[Zwrotka 1]
To moja faza, moje życie i mój rap, moja sprawa i mój czas, moja wiara i mój mic'
A odbicie w lustrze co mi gada znów "Wstań!", nagrałem EP no to wracam
Z okna leciałem sobie w piach, ale jestem magikiem i zrobiłem to raz jeszcze, tchórze
Wlazłem schodami i zapierdalałem sam stale, po to by wyżej wejść i lecieć jeszcze dłużej
Dziwne nawyki, czytaj pixy na przymus łykam, myśli mam w stylu "wypad, wszyscy kłamią"
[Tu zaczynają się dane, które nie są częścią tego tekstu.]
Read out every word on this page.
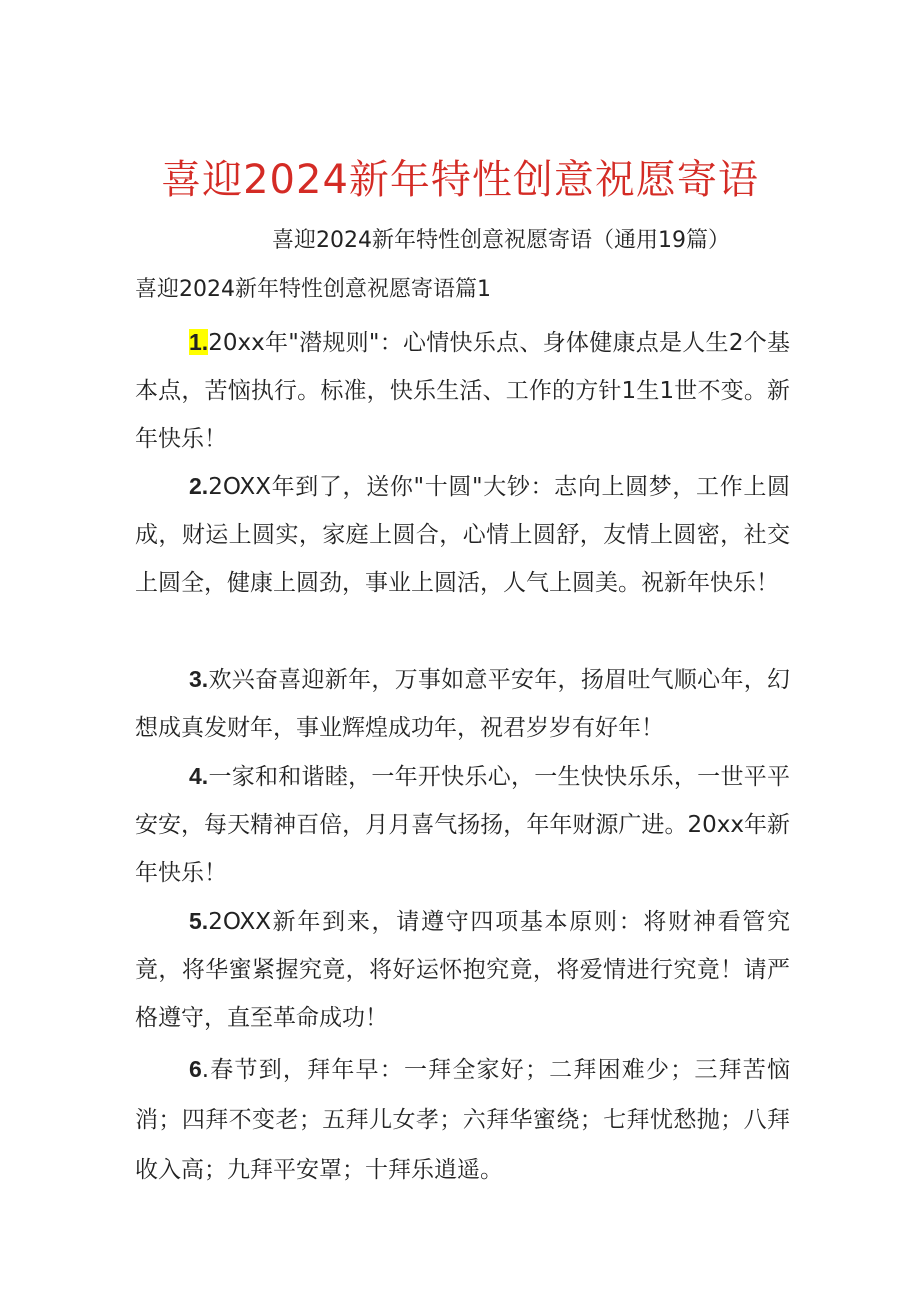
喜迎2024新年特性创意祝愿寄语
喜迎2024新年特性创意祝愿寄语（通用19篇）
喜迎2024新年特性创意祝愿寄语篇1
1.20xx年"潜规则"：心情快乐点、身体健康点是人生2个基本点，苦恼执行。标准，快乐生活、工作的方针1生1世不变。新年快乐！
2.2OXX年到了，送你"十圆"大钞：志向上圆梦，工作上圆成，财运上圆实，家庭上圆合，心情上圆舒，友情上圆密，社交上圆全，健康上圆劲，事业上圆活，人气上圆美。祝新年快乐！
3.欢兴奋喜迎新年，万事如意平安年，扬眉吐气顺心年，幻想成真发财年，事业辉煌成功年，祝君岁岁有好年！
4.一家和和谐睦，一年开快乐心，一生快快乐乐，一世平平安安，每天精神百倍，月月喜气扬扬，年年财源广进。20xx年新年快乐！
5.2OXX新年到来，请遵守四项基本原则：将财神看管究竟，将华蜜紧握究竟，将好运怀抱究竟，将爱情进行究竟！请严格遵守，直至革命成功！
6.春节到，拜年早：一拜全家好；二拜困难少；三拜苦恼消；四拜不变老；五拜儿女孝；六拜华蜜绕；七拜忧愁抛；八拜收入高；九拜平安罩；十拜乐逍遥。
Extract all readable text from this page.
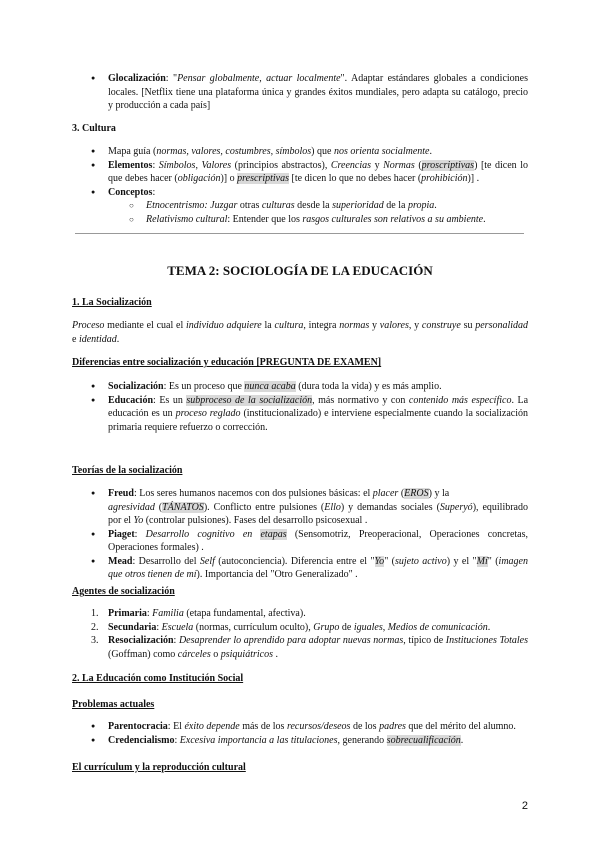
● Glocalización: "Pensar globalmente, actuar localmente". Adaptar estándares globales a condiciones locales. [Netflix tiene una plataforma única y grandes éxitos mundiales, pero adapta su catálogo, precio y producción a cada país]
3. Cultura
● Mapa guía (normas, valores, costumbres, símbolos) que nos orienta socialmente.
● Elementos: Símbolos, Valores (principios abstractos), Creencias y Normas (proscriptivas) [te dicen lo que debes hacer (obligación)] o prescriptivas [te dicen lo que no debes hacer (prohibición)] .
● Conceptos:
○ Etnocentrismo: Juzgar otras culturas desde la superioridad de la propia.
○ Relativismo cultural: Entender que los rasgos culturales son relativos a su ambiente.
TEMA 2: SOCIOLOGÍA DE LA EDUCACIÓN
1. La Socialización
Proceso mediante el cual el individuo adquiere la cultura, integra normas y valores, y construye su personalidad e identidad.
Diferencias entre socialización y educación [PREGUNTA DE EXAMEN]
● Socialización: Es un proceso que nunca acaba (dura toda la vida) y es más amplio.
● Educación: Es un subproceso de la socialización, más normativo y con contenido más específico. La educación es un proceso reglado (institucionalizado) e interviene especialmente cuando la socialización primaria requiere refuerzo o corrección.
Teorías de la socialización
● Freud: Los seres humanos nacemos con dos pulsiones básicas: el placer (EROS) y la
agresividad (TÁNATOS). Conflicto entre pulsiones (Ello) y demandas sociales (Superyó), equilibrado por el Yo (controlar pulsiones). Fases del desarrollo psicosexual .
● Piaget: Desarrollo cognitivo en etapas (Sensomotriz, Preoperacional, Operaciones concretas, Operaciones formales) .
● Mead: Desarrollo del Self (autoconciencia). Diferencia entre el "Yo" (sujeto activo) y el "Mí" (imagen que otros tienen de mí). Importancia del "Otro Generalizado" .
Agentes de socialización
1. Primaria: Familia (etapa fundamental, afectiva).
2. Secundaria: Escuela (normas, currículum oculto), Grupo de iguales, Medios de comunicación.
3. Resocialización: Desaprender lo aprendido para adoptar nuevas normas, típico de Instituciones Totales (Goffman) como cárceles o psiquiátricos .
2. La Educación como Institución Social
Problemas actuales
● Parentocracia: El éxito depende más de los recursos/deseos de los padres que del mérito del alumno.
● Credencialismo: Excesiva importancia a las titulaciones, generando sobrecualificación.
El currículum y la reproducción cultural
2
Liczne intrygi i tak styki na styku życia, kurwa ze śmiercią - wyimaginowaną
I tak stale coś nie halo, witam stale nowe staroć, stare wlokę do śmietnika, ta
Bywam chamem, bo nie dają mi się odnieść do tych gwiazdek, żebyś kurwa nie miał pytań
Tu nie ma życia, no więc tworzę własną formę, a że w górach trochę pizga - to same fakty
Żyjesz banknotem, a nie z banknotem w zgodzie, ja se wierzę w coś innego, no więc jestem prawie sławny
Zacytuje ci coś, co zwykle słyszą goście zanim ich skasuję:
Księga Ezechiela, rozdział 25, wers 17
Ścieżka sprawiedliwości wiedzie przez nieprawości samolubnych i tyranię złych ludzi
I poznasz, że Ja jestem Pan, kiedy wywrę na tobie swoją zemstę
[Zwrotka 2]
Werbel napierdala pięknie i się czuję jakbym latał i chyba lecę kurwa po raz pierwszy dobrze
Wyrywam serce se bo skute lodem sprawia, że najpewniej to się czuję kiedy kurwa leży w kącie
Wierz mi progres robiłem gościu taki, że jak w końcu gościu czaisz, to piszesz "król"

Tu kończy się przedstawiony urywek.